In her valedictory speech Thursday during the outdoor graduation ceremonies that was threatened by rain which eventually fell toward the end, Morowit shared her five nuggets of wisdom – gleaned from Cicero, Mahatma Gandhi, Eleanor Roosevelt, and Mother Teresa – with everyone, but in particular, with her fellow Timberwolf graduates who are now embarking on yet another challenging chapter in their lives.

She summarized the five lessons in simple single words: responsibility, perseverance, faith, appreciation, and hope – in that order.

In emphasizing the importance of responsibility, Morowit quoted Gandhi who advocated nonviolent or passive resistance to make a difference: “Be the change you want to see in the world.” Education, the valedictorian said, is an instrument to be used constructively.

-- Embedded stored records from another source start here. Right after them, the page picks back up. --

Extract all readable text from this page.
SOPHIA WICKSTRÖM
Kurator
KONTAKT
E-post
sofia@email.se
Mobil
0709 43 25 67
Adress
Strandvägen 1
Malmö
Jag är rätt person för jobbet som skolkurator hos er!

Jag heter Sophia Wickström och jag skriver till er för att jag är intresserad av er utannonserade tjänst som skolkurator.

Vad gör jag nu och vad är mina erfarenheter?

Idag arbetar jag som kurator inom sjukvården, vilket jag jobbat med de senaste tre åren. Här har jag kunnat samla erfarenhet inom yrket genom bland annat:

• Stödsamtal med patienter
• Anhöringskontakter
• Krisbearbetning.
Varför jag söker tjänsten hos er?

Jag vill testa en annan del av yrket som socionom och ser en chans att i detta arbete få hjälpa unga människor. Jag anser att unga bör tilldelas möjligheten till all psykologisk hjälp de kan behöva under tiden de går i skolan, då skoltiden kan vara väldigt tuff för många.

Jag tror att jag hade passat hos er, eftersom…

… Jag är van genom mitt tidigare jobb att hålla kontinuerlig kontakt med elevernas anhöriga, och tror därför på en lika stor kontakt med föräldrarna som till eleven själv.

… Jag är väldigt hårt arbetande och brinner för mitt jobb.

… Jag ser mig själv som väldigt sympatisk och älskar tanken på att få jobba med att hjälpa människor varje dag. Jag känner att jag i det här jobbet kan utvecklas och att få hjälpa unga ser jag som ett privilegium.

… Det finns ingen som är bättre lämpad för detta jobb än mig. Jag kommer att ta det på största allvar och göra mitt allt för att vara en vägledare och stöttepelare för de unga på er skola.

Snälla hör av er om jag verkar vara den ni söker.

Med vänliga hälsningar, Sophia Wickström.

She summoned Gandhi a second time in trying to emphasize the importance of perseverance when she said that “strength does not come from physical capacity but from an indomitable will.” To that nugget of wisdom, Morowit added her own, saying, “Don’t be distracted by negative opinions. Do what you feel is right in your heart, and never underestimate your capacity.”

Everyone is here for a purpose, and to find that purpose, we have to look into our hearts for guidance, Morowit explained. And this is where faith comes in, she said, as when Mother Teresa wrote: “We are all pencils in the hand of God.”

In reaching back to the time of Cicero, one of Rome’s greatest orators who lived a century before the birth of Christ, Morowit not only expanded on one of the five most important lessons she has learned in her young life but also provided proof of the enduring nature of wisdom that never goes stale or obsolete. “Gratitude,” she quoted the Roman statesman, “is not only the greatest of virtues, but the parent of all others.” Morowit used this as a springboard to acknowledge the vital roles her parents, close relatives and especially her late grandmother played in her life. Her parents have always “fostered my dreams,” she said, from the time they walked her at age three through the campus of the University of California, Berkeley where they are both alumni. She also acknowledged the parental role her aunt and uncle played in her growing up, planting in her the seed of a “potential career in the legal realm.” Morowit is UC Berkeley-bound where she plans to study political science along with communications.

But it was Morowit’s grandmother that brought the tears. Her grandmother had fought hard to be around at her graduation; unfortunately, she succumbed to cancer before the red-letter day.

“I dedicate this entire day to my grandmother. I know you’re not here but you’re with me in spirit. You are my hero,” said Morowit through her tears.

In her message of hope to her fellow graduates, Morowit scanned her senior classmates in the audience and said that in their faces she was seeing doctors, entrepreneurs, politicians, teachers and artists of the future.

“Discover what makes you happy,” she told her soon-to-be former classmates, and “be optimistic and believe in your dream.”

As a parting word, she shared with them the hope-filled words of Eleanor Roosevelt, “The future belongs to those who believe in the beauty of a dream.”

Salutatorian Delaine Quaresma, in her salutatory address, pointed out that the word “success,” based on its definition in the dictionary, best describes the Class of 2010. They are not just the smartest, based on the results of STAR tests, but their class with its 410 graduates is one of Sierra High’s largest senior classes to date, said the daughter of Raymond and Sue Quaresma who is bound for the University of California, Los Angeles where she plans to major in biology.

Despite the threat of rain throughout the roughly hour and a half graduation ceremony in the Daniel Teicheira Stadium, Mother Nature cooperated until shortly after the start of the distribution of diplomas. However, while several people left the bleachers and sprinted to their vehicles, many more steadfastly remained in their seats and opened their large multi-colored umbrellas. Just as the rain began to fall, just behind the eastern bleachers appeared in a symbolic manner a 180-degree bright rainbow.